Laying down in the machines isn't that bad. The CT scan doesn't take too long. The bone scan takes over an hour some times. I'm not claustrophobic, and I usually just rest and relax while I'm in the machines. The top plate of the machine for the bone scan gets pretty close to smashing your face in, but eventually, that fear eases up, too.
I'll have two scans tomorrow. I'll go in for the radioactive dye injection for the bone scan, and then there's a three hour wait until I can be scanned. In the mean time, I'll go and drink the lemonade contrast, have the CT Scan, where they'll inject another dye contrast. Afterwards, I'll go back and have the bone scan. On Wednesday, I'll get the results from my oncologist.
Doesn't sound too bad, does it? So where does the anxiety come in? The interruption of a normal day, waiting for the results, the sticks in the vein and the port, dealing with the stomach issues afterwards, and the question of what my body is doing this month wears me down mentally. If it's progression, it's on to a new treatment regiment, with its unknown side effects. If it's stability or regression, it's a continuation of the current treatment regiment and its known side effects.
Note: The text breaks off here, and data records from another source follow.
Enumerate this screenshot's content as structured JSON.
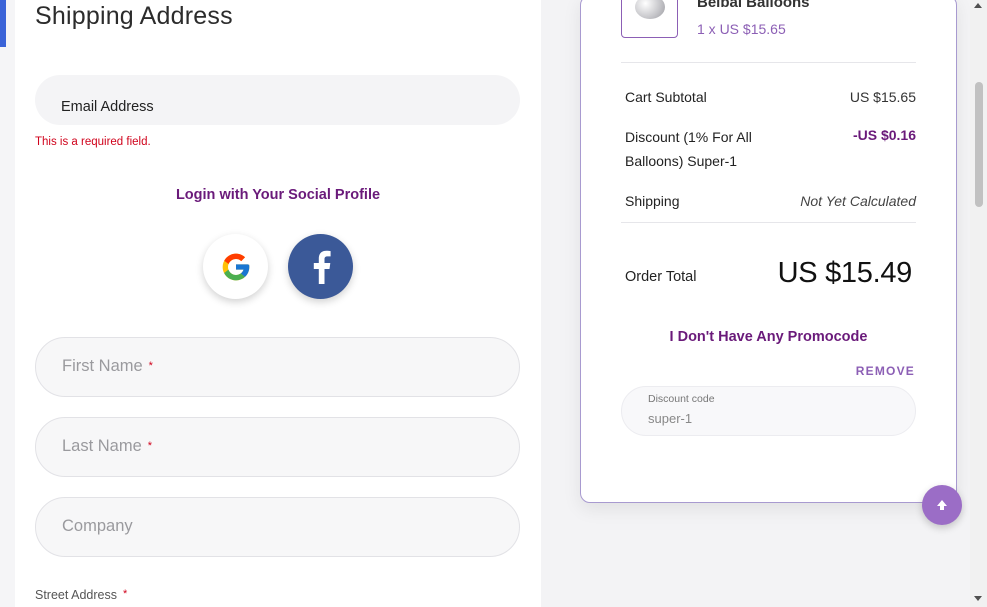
{
  "shipping": {
    "title": "Shipping Address",
    "email_label": "Email Address",
    "email_error": "This is a required field.",
    "social_title": "Login with Your Social Profile",
    "social_buttons": [
      "google-icon",
      "facebook-icon"
    ],
    "fields": {
      "first_name": "First Name",
      "last_name": "Last Name",
      "company": "Company",
      "street_address": "Street Address"
    },
    "required_marker": "*"
  },
  "cart": {
    "product_name": "Belbal Balloons",
    "product_qty": "1 x US $15.65",
    "subtotal_label": "Cart Subtotal",
    "subtotal_value": "US $15.65",
    "discount_label_line1": "Discount (1% For All",
    "discount_label_line2": "Balloons) Super-1",
    "discount_value": "-US $0.16",
    "shipping_label": "Shipping",
    "shipping_value": "Not Yet Calculated",
    "total_label": "Order Total",
    "total_value": "US $15.49",
    "promo_link": "I Don't Have Any Promocode",
    "remove_link": "REMOVE",
    "discount_code_label": "Discount code",
    "discount_code_value": "super-1"
  },
  "colors": {
    "accent_purple": "#6a1a7a",
    "light_purple": "#8c5fb5",
    "facebook_blue": "#3b5998",
    "error_red": "#d0021b"
  }
}
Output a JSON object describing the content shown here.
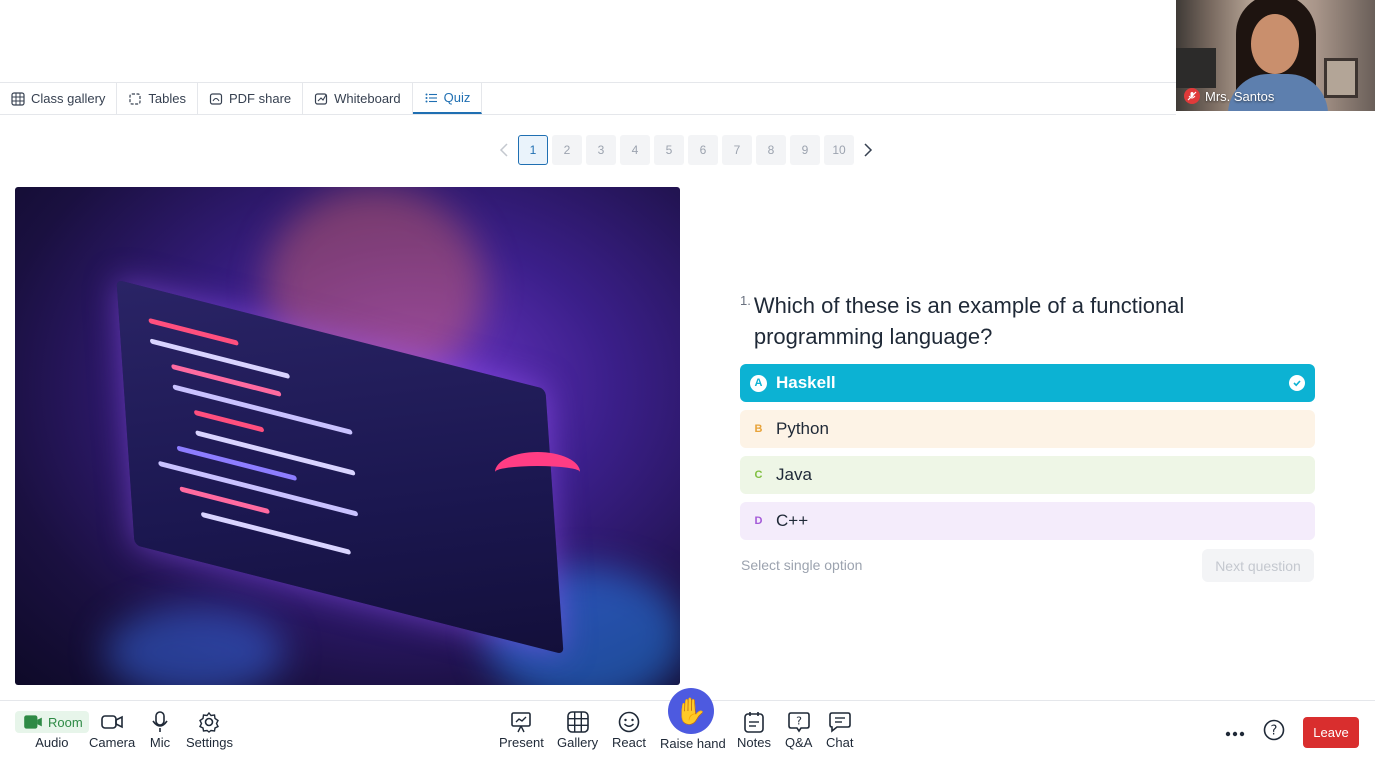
{
  "participant": {
    "name": "Mrs. Santos"
  },
  "tabs": [
    {
      "label": "Class gallery",
      "icon": "grid-icon"
    },
    {
      "label": "Tables",
      "icon": "tables-icon"
    },
    {
      "label": "PDF share",
      "icon": "pdf-icon"
    },
    {
      "label": "Whiteboard",
      "icon": "whiteboard-icon"
    },
    {
      "label": "Quiz",
      "icon": "list-icon",
      "active": true
    }
  ],
  "pagination": {
    "pages": [
      "1",
      "2",
      "3",
      "4",
      "5",
      "6",
      "7",
      "8",
      "9",
      "10"
    ],
    "current": "1"
  },
  "question": {
    "number": "1.",
    "text": "Which of these is an example of a functional programming language?",
    "options": [
      {
        "letter": "A",
        "label": "Haskell",
        "selected": true,
        "bg": "#0cb2d3",
        "fg": "#ffffff",
        "letter_bg": "#ffffff",
        "letter_fg": "#0cb2d3"
      },
      {
        "letter": "B",
        "label": "Python",
        "selected": false,
        "bg": "#fdf3e6",
        "fg": "#1f2937",
        "letter_bg": "#fdf3e6",
        "letter_fg": "#e8a33a"
      },
      {
        "letter": "C",
        "label": "Java",
        "selected": false,
        "bg": "#eef6e6",
        "fg": "#1f2937",
        "letter_bg": "#eef6e6",
        "letter_fg": "#7fbf3f"
      },
      {
        "letter": "D",
        "label": "C++",
        "selected": false,
        "bg": "#f4ecfb",
        "fg": "#1f2937",
        "letter_bg": "#f4ecfb",
        "letter_fg": "#a45ad8"
      }
    ],
    "hint": "Select single option",
    "next_label": "Next question"
  },
  "toolbar": {
    "room_badge": "Room",
    "audio": "Audio",
    "camera": "Camera",
    "mic": "Mic",
    "settings": "Settings",
    "present": "Present",
    "gallery": "Gallery",
    "react": "React",
    "raise_hand": "Raise hand",
    "notes": "Notes",
    "qa": "Q&A",
    "chat": "Chat",
    "leave": "Leave"
  },
  "colors": {
    "accent": "#1f6fb2",
    "leave": "#d92e2e",
    "raise_hand": "#4d5ae0"
  }
}
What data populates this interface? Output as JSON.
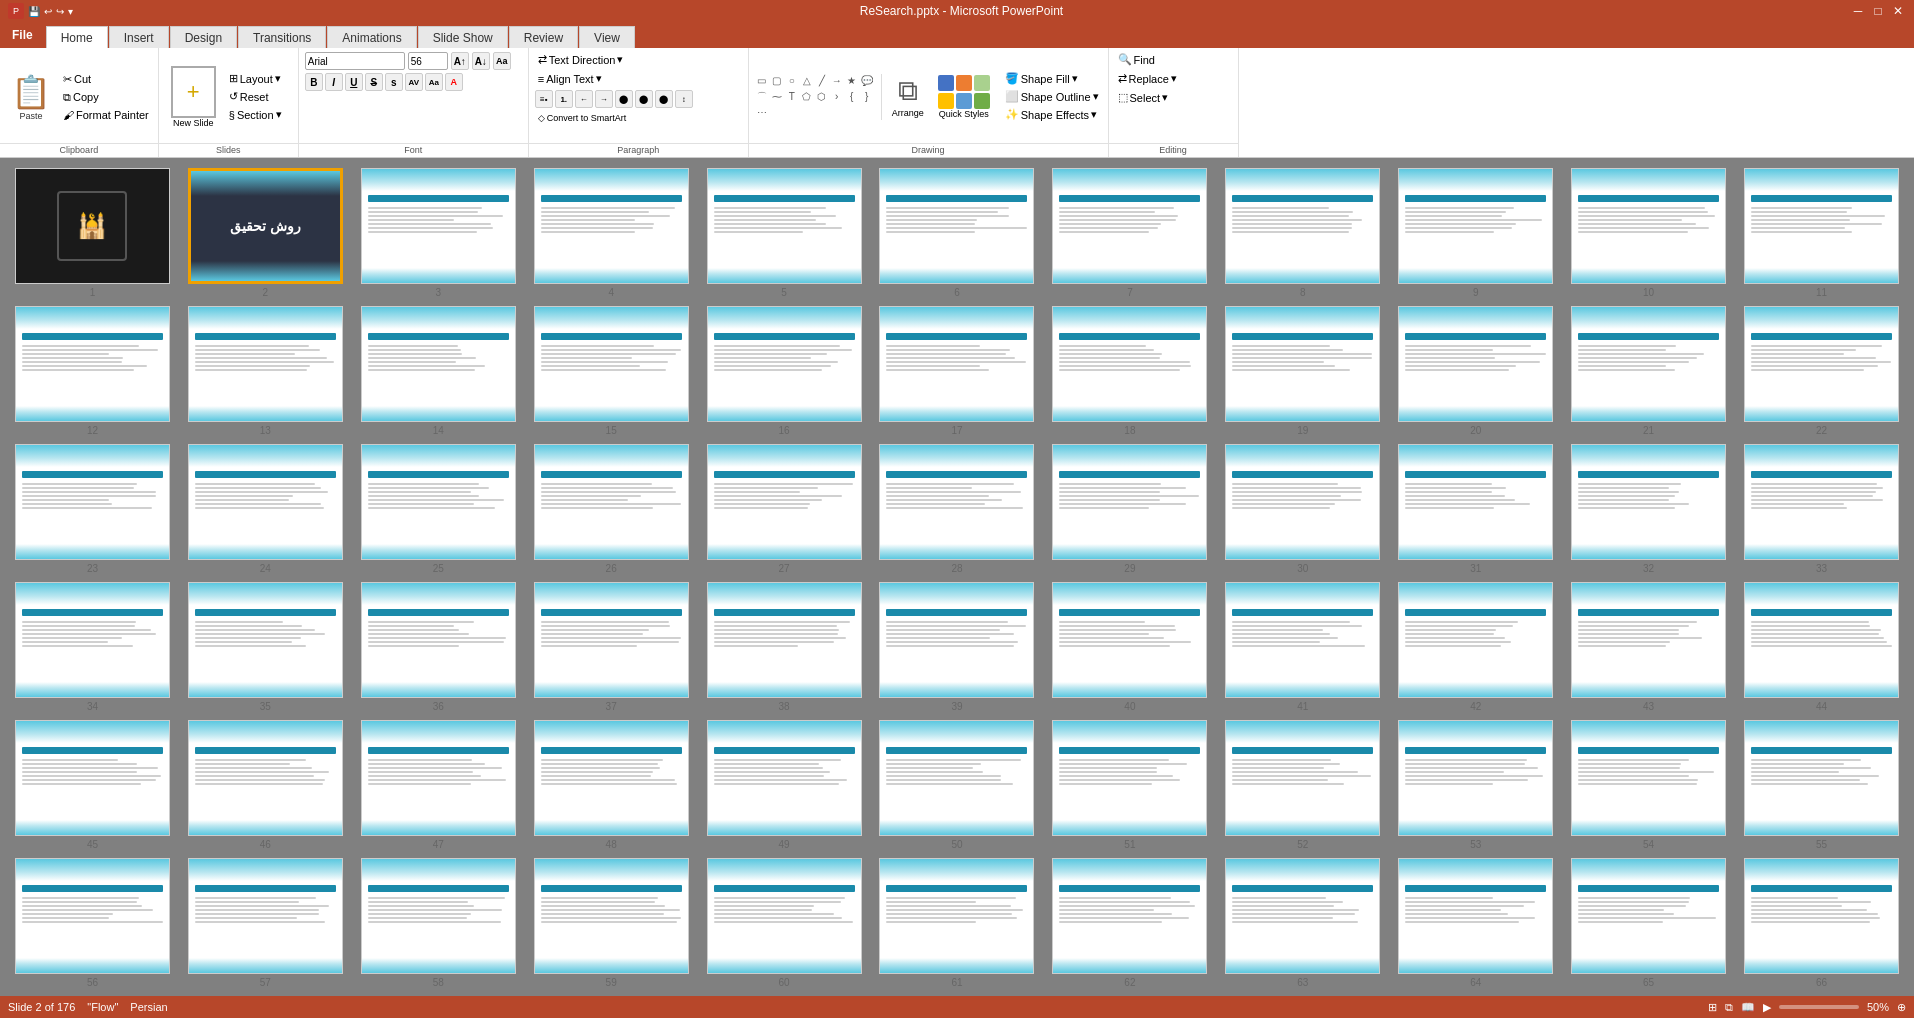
{
  "titleBar": {
    "appName": "ReSearch.pptx - Microsoft PowerPoint",
    "minBtn": "─",
    "maxBtn": "□",
    "closeBtn": "✕"
  },
  "quickAccess": {
    "icons": [
      "💾",
      "↩",
      "↪"
    ]
  },
  "ribbon": {
    "tabs": [
      "File",
      "Home",
      "Insert",
      "Design",
      "Transitions",
      "Animations",
      "Slide Show",
      "Review",
      "View"
    ],
    "activeTab": "Home",
    "groups": {
      "clipboard": {
        "label": "Clipboard",
        "paste": "Paste",
        "cut": "Cut",
        "copy": "Copy",
        "formatPainter": "Format Painter"
      },
      "slides": {
        "label": "Slides",
        "newSlide": "New Slide",
        "layout": "Layout",
        "reset": "Reset",
        "section": "Section"
      },
      "font": {
        "label": "Font",
        "fontName": "Arial",
        "fontSize": "56",
        "bold": "B",
        "italic": "I",
        "underline": "U",
        "strikethrough": "S",
        "shadow": "S"
      },
      "paragraph": {
        "label": "Paragraph",
        "textDirection": "Text Direction",
        "alignText": "Align Text",
        "convertToSmartArt": "Convert to SmartArt"
      },
      "drawing": {
        "label": "Drawing",
        "shapeFill": "Shape Fill",
        "shapeOutline": "Shape Outline",
        "shapeEffects": "Shape Effects",
        "arrange": "Arrange",
        "quickStyles": "Quick Styles"
      },
      "editing": {
        "label": "Editing",
        "find": "Find",
        "replace": "Replace",
        "select": "Select"
      }
    }
  },
  "statusBar": {
    "slideInfo": "Slide 2 of 176",
    "theme": "\"Flow\"",
    "language": "Persian",
    "zoom": "50%"
  },
  "slides": [
    {
      "num": 1,
      "type": "dark-logo"
    },
    {
      "num": 2,
      "type": "dark-title",
      "selected": true,
      "titleText": "روش تحقیق"
    },
    {
      "num": 3,
      "type": "wave-content"
    },
    {
      "num": 4,
      "type": "wave-content"
    },
    {
      "num": 5,
      "type": "wave-content"
    },
    {
      "num": 6,
      "type": "wave-content"
    },
    {
      "num": 7,
      "type": "wave-content"
    },
    {
      "num": 8,
      "type": "wave-content"
    },
    {
      "num": 9,
      "type": "wave-content"
    },
    {
      "num": 10,
      "type": "wave-content"
    },
    {
      "num": 11,
      "type": "wave-content"
    },
    {
      "num": 12,
      "type": "wave-content"
    },
    {
      "num": 13,
      "type": "wave-content"
    },
    {
      "num": 14,
      "type": "wave-content"
    },
    {
      "num": 15,
      "type": "wave-content"
    },
    {
      "num": 16,
      "type": "wave-content"
    },
    {
      "num": 17,
      "type": "wave-content"
    },
    {
      "num": 18,
      "type": "wave-content"
    },
    {
      "num": 19,
      "type": "wave-content"
    },
    {
      "num": 20,
      "type": "wave-content"
    },
    {
      "num": 21,
      "type": "wave-content"
    },
    {
      "num": 22,
      "type": "wave-content"
    },
    {
      "num": 23,
      "type": "wave-content"
    },
    {
      "num": 24,
      "type": "wave-content"
    },
    {
      "num": 25,
      "type": "wave-content"
    },
    {
      "num": 26,
      "type": "wave-content"
    },
    {
      "num": 27,
      "type": "wave-content"
    },
    {
      "num": 28,
      "type": "wave-content"
    },
    {
      "num": 29,
      "type": "wave-content"
    },
    {
      "num": 30,
      "type": "wave-content"
    },
    {
      "num": 31,
      "type": "wave-content"
    },
    {
      "num": 32,
      "type": "wave-content"
    },
    {
      "num": 33,
      "type": "wave-content"
    },
    {
      "num": 34,
      "type": "wave-content"
    },
    {
      "num": 35,
      "type": "wave-content"
    },
    {
      "num": 36,
      "type": "wave-content"
    },
    {
      "num": 37,
      "type": "wave-content"
    },
    {
      "num": 38,
      "type": "wave-content"
    },
    {
      "num": 39,
      "type": "wave-content"
    },
    {
      "num": 40,
      "type": "wave-content"
    },
    {
      "num": 41,
      "type": "wave-content"
    },
    {
      "num": 42,
      "type": "wave-content"
    },
    {
      "num": 43,
      "type": "wave-content"
    },
    {
      "num": 44,
      "type": "wave-content"
    },
    {
      "num": 45,
      "type": "wave-content"
    },
    {
      "num": 46,
      "type": "wave-content"
    },
    {
      "num": 47,
      "type": "wave-content"
    },
    {
      "num": 48,
      "type": "wave-content"
    },
    {
      "num": 49,
      "type": "wave-content"
    },
    {
      "num": 50,
      "type": "wave-content"
    },
    {
      "num": 51,
      "type": "wave-content"
    },
    {
      "num": 52,
      "type": "wave-content"
    },
    {
      "num": 53,
      "type": "wave-content"
    },
    {
      "num": 54,
      "type": "wave-content"
    },
    {
      "num": 55,
      "type": "wave-content"
    },
    {
      "num": 56,
      "type": "wave-content"
    },
    {
      "num": 57,
      "type": "wave-content"
    },
    {
      "num": 58,
      "type": "wave-content"
    },
    {
      "num": 59,
      "type": "wave-content"
    },
    {
      "num": 60,
      "type": "wave-content"
    },
    {
      "num": 61,
      "type": "wave-content"
    },
    {
      "num": 62,
      "type": "wave-content"
    },
    {
      "num": 63,
      "type": "wave-content"
    },
    {
      "num": 64,
      "type": "wave-content"
    },
    {
      "num": 65,
      "type": "wave-content"
    },
    {
      "num": 66,
      "type": "wave-content"
    }
  ]
}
It's such a relief to be done with scans at the end of the day. I know that I'm free for another 3-4 months. I hope these new pains are scar tissue, new bone material building up and filling in the holes from the cancer eating through my spine, pelvic, skull, and right clavicle. I hope that my liver and left lung are benefiting from the Xeloda. They were the problem children from the last CT scan. I want a good report. I really do. But I just don't know. I will not know until I see the oncologist on Wednesday. Until the results, it's constantly on my mind every time my oncologist looks at my medical chart and announces "it's time to schedule you for your scans."
No food or fluids are allowed after midnight tonight. No problem. I'm usually out by 9:00 p.m. most nights any way, lol.
11 years ago
I am an early to bed person too. I also get up insanely early.
ReplyDeleteI am sorry you have to wait for the results so long. For me, at least, uncertainty is always a torture.
Good luck tomorrow. I'll be sending positive vibes your way.
And yes, I will let you know about my first marathon. I'll probably have to crawl but this is nothing in comparison to what you are going through. Hugs.